06/01/2011 01:03 EDT | Updated 08/01/2011 05:12 EDT

Vancouver Canucks, Boston Bruins Line Up For Stanley Cup Final

CBC -- Vancouver Canucks fever is sweeping across B.C. as anxious fans await the start of the final round of the Stanley Cup playoffs against the Boston Bruins.

The game begins at 5 p.m. PT (8 p.m. ET) on Wednesday on CBC Television.

In offices, team jerseys have replaced business wear, on the streets cars and trucks are sporting flags and some new paint jobs, and thousands of people are making plans to slip out of work early to catch the puck drop.

Even the granite lions that guard the entrance to the Lions Gate Bridge are sporting two custom-made team jerseys.

It's been 17 years since the Canucks last made the final round of the Stanley Cup playoffs, but hopes are high that the team, which finished first in the league this year, will emerge victorious.

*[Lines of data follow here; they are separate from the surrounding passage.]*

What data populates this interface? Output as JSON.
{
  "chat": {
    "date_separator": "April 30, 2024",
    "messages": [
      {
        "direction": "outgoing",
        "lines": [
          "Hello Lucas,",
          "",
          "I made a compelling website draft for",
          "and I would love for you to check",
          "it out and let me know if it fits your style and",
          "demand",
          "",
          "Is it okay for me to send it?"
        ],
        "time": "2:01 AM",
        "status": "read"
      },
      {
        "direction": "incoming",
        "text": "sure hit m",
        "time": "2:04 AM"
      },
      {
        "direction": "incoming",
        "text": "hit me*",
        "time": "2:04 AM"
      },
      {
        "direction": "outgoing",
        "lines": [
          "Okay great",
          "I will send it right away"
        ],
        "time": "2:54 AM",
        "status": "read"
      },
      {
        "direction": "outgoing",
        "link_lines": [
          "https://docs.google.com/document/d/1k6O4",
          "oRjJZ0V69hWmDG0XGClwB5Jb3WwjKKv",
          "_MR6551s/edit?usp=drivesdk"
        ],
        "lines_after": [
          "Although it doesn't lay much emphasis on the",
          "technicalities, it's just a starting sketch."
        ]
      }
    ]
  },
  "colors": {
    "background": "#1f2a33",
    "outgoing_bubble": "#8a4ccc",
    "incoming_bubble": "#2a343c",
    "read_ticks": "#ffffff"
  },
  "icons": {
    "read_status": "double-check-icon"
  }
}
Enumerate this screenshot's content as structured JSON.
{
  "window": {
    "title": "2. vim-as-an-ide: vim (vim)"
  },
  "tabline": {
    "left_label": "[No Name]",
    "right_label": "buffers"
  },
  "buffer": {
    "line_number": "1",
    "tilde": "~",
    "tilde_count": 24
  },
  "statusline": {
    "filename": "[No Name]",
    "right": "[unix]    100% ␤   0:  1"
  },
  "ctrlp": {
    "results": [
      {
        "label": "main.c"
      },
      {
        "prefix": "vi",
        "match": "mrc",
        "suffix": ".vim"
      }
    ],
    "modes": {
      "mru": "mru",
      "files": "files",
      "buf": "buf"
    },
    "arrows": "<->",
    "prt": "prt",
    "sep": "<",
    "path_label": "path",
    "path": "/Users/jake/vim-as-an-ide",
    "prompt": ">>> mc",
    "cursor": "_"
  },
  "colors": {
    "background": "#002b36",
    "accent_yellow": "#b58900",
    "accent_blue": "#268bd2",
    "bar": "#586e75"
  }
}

Even Premier Christy Clark has gotten in on the action, betting Massachusetts Gov. Deval Patrick a packet of smoked salmon and tray of Nanaimo bars against his best Boston clam chowder, that the Canucks will take the series.

The loser will also have to pose for photos in the winning team's jersey.


Companies who resell hockey tickets say this is most expensive Stanley Cup final in history and it's B.C. fans willing to pay the most, and to travel the furthest to see the games.

On the StubHub ticket resale site, 25 per cent of tickets sold for Boston games are bought by Canadians, according to spokesperson Loellen Ferrer. Most of the buyers are from B.C., Alberta and Ontario, and only a fraction of Boston fans are heading out west.

"We're only seeing about two per cent of the buyers for these games in Vancouver reside in the New England states, so really quite a difference in your travelling fandom," she says.

Canucks season's tickets-holders are also hanging onto their seats, meaning fewer resale tickets are available for Vancouver games.

"We're definitely seeing that fans in Vancouver are less willing to put a price tag on their tickets, so prices are way higher than what we're seeing for the three games in Boston," she said.

The average price in Vancouver for the first few games is $900, but for Boston games it is $700, but those prices are expected to double or even triple by the end of the series.

Anyone lucky enough to attend the game at Rogers Arena will be subject to more scrutiny than usual. Screeners will be using electronic wands, pat downs and bag checks for anyone entering as part of new security procedures rolled out for the series.

With ticket prices skyrocketing into the thousands of dollars, scam artists are reportedly cashing in on the fan frenzy. Okanagan RCMP say a Lake Country resident paid $3,200 for four non-existent game tickets, which they found advertised on a Toronto internet classified site.


For those without tickets, giant screens have been set up at several sites including:

Downtown Vancouver outside the CBC building on the 700 block of Hamilton Street and the 700 block of Granville Street

In Surrey at the SFU campus at City Centre plaza

The Chilliwack Exhibition grounds

Coquitlam's Poirier Sports Centre and the Glen Pine Pavilion

Nanaimo's Diana Krall plaza

Spectators are advised to bring their own lawn chairs and leave the liquor at home for the family friendly events.

During road games, the Canucks will be selling seats in Rogers Arena for $10, starting Friday. Proceeds will go to the Canucks for Kids charity.

Hockey Night in Canada expects to set a ratings record on Wednesday evening for a hockey game, after the Vancouver-San Jose series averaged three million viewers, making it the highest rated conference final. The final game of the series peaked at 10.7 million viewers.


The excitement about the Stanley Cup is reaching well beyond B.C., though, and is drawing many former residents home for the games.

Alice Ko will be watching the first games at home in New York City, where she works in the fashion industry. But Ko has made plans for a whirlwind two-day visit next weekend to take in Game 5 in Vancouver.

Ko does not have tickets, but just wants to soak up the atmosphere on the streets and in the bars, after hearing from other Vancouver ex-pats in New York about their Olympic experiences.

"A lot of them flew back to Vancouver for the gold medal game, and it was something they completely did not regret and they were so happy they did it, and I totally regret not doing that. I want to celebrate being Canadian, celebrate being from Vancouver, celebrate the Canucks. I really feel like this is our time," she said.

Ko says in the event that the Canucks win the series in four games, she'll still be glad to join in the ongoing celebrations.